Abstract 12416: Modeling Diabetic Endothelial Cell Dysfunction With Induced Pluripotent Stem Cells

Abstract

Introduction: Diabetes is one of the major risk factors for cardiovascular diseases (CVDs), which is mediated by vascular endothelial dysfunction. Currently, there is no in vitro disease model of endothelial cell (EC) dysfunction in diabetic patients, which hinders mechanistic understanding and therapeutic discovery. The goal of this study is to develop a comprehensive model of diabetic EC dysfunction using patient-derived induced pluripotent stem cells (iPSCs) and recapitulating the diabetic microenvironment. Methods: Our model utilizes iPSC derived ECs from the following sources: healthy subjects and diabetic patients with underlying CVDs (n=3). To simulate in situ conditions of diabetes, we used the following treatment for 5 days: hyperglycemia (25 mM glucose); high urea (9 mM); and inflammatory stimulation with tumor necrosis factor alpha (TNF-α, 8 pg/ml). EC dysfunction was assessed through oxidative stress, inflammation, permeability, and thrombosis. Immunofluorescence identified localization for surface adhesion molecules, including intercellular adhesion molecule-1 (ICAM-1), endothelial selectin (E-sel), and platelet selectin (P-sel). Enzyme-linked immunosorbent assay (ELISA) quantitatively measured expression of these surface adhesion molecules. Results: Overall, the qualitative effect of the diabetic microenvironment resulted in increased expression of ICAM-1, E-sel, and P-sel. After TNF-α treatment, we observed a stronger increase in expression of P-sel in healthy subject-derived cells than diabetic patient-derived cells.
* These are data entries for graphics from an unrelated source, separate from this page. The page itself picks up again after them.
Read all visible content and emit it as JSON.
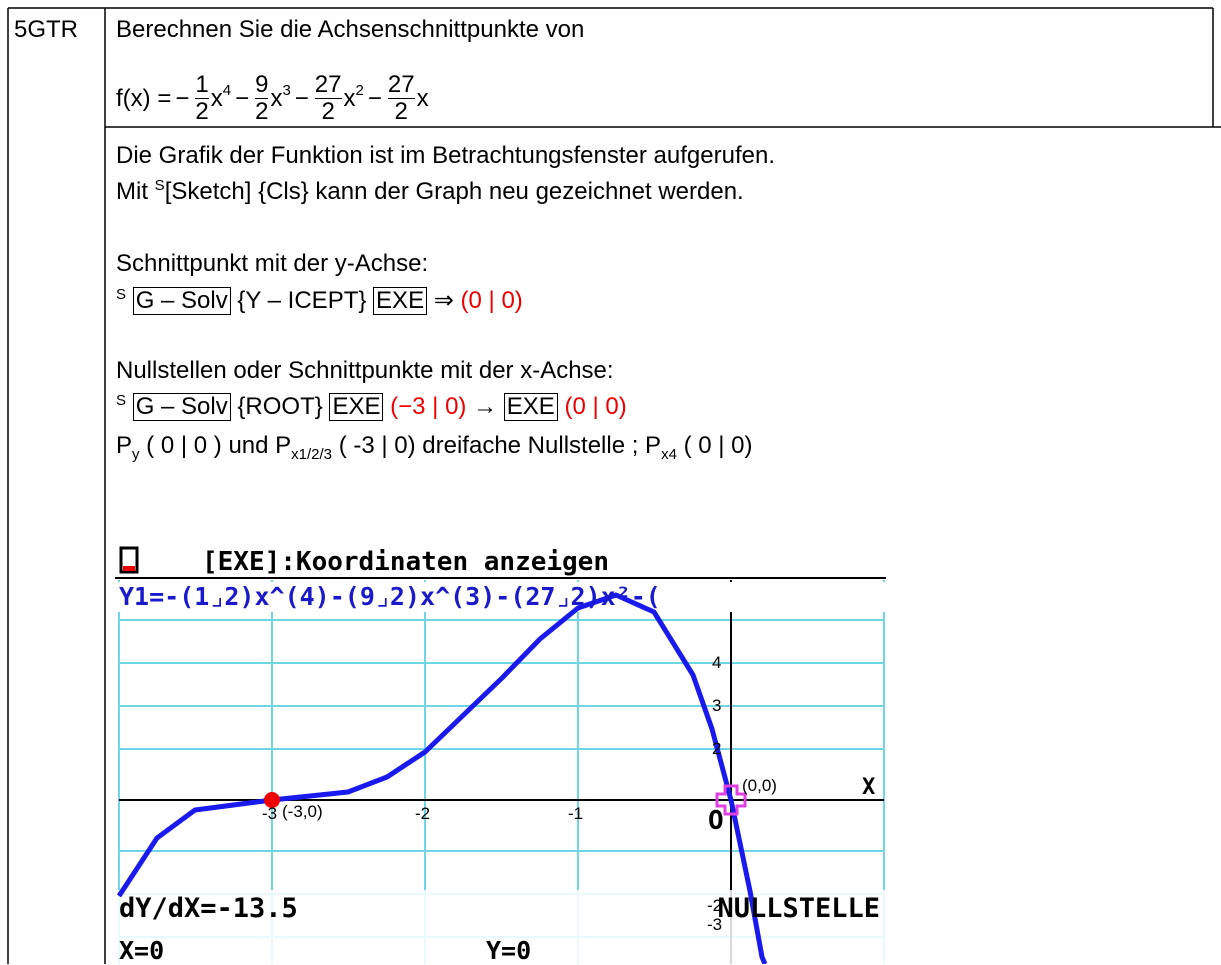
{
  "table": {
    "label": "5GTR",
    "task": {
      "text": "Berechnen Sie die Achsenschnittpunkte von",
      "formula": {
        "lhs": "f(x) =",
        "terms": [
          {
            "sign": "−",
            "num": "1",
            "den": "2",
            "var": "x",
            "exp": "4"
          },
          {
            "sign": "−",
            "num": "9",
            "den": "2",
            "var": "x",
            "exp": "3"
          },
          {
            "sign": "−",
            "num": "27",
            "den": "2",
            "var": "x",
            "exp": "2"
          },
          {
            "sign": "−",
            "num": "27",
            "den": "2",
            "var": "x"
          }
        ]
      }
    },
    "solution": {
      "line1": "Die Grafik der Funktion ist im Betrachtungsfenster aufgerufen.",
      "line2": {
        "pre": "Mit ",
        "sup": "S",
        "text": "[Sketch] {Cls} kann der Graph neu gezeichnet werden."
      },
      "y_heading": "Schnittpunkt mit der y-Achse:",
      "y_keys": {
        "shift": "S",
        "key1": "G – Solv",
        "menu": "{Y – ICEPT}",
        "key2": "EXE",
        "arrow": "⇒",
        "result": "(0 | 0)"
      },
      "x_heading": "Nullstellen oder Schnittpunkte mit der x-Achse:",
      "x_keys": {
        "shift": "S",
        "key1": "G – Solv",
        "menu": "{ROOT}",
        "key2": "EXE",
        "result1": "(−3 | 0)",
        "arrow": "→",
        "key3": "EXE",
        "result2": "(0 | 0)"
      },
      "summary": {
        "p1": "P",
        "s1": "y",
        "t1": " ( 0 | 0 ) und P",
        "s2": "x1/2/3",
        "t2": " ( -3 | 0) dreifache Nullstelle ; P",
        "s3": "x4",
        "t3": " ( 0 | 0)"
      }
    },
    "screen": {
      "header": "[EXE]:Koordinaten anzeigen",
      "expression": "Y1=-(1⌟2)x^(4)-(9⌟2)x^(3)-(27⌟2)x²-(",
      "x_axis": "X",
      "origin": "O",
      "point_origin": "(0,0)",
      "point_root": "(-3,0)",
      "x_ticks": [
        "-3",
        "-2",
        "-1"
      ],
      "y_ticks": [
        "4",
        "3",
        "2",
        "-2",
        "-3"
      ],
      "derivative": "dY/dX=-13.5",
      "mode": "NULLSTELLE",
      "x_value": "X=0",
      "y_value": "Y=0"
    }
  }
}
This indicates a possible pre-conditioned tolerance of pro-inflammatory conditions. Ongoing experimentation will provide results for quantitative expression of ICAM-1, E-sel, and P-sel after treatment with the diabetic microenvironment. Conclusion: The development of a robust in vitro model of diabetic endothelial dysfunction, similar to the onset of type 2 diabetes, will allow for high-throughput testing of pharmacological agents to ultimately treat the disease’s effects within the vascular bed. The widespread implications of type 2 diabetes on the vascular bed further amplify the significance of this study in the development of pharmacological agents to treat the disease.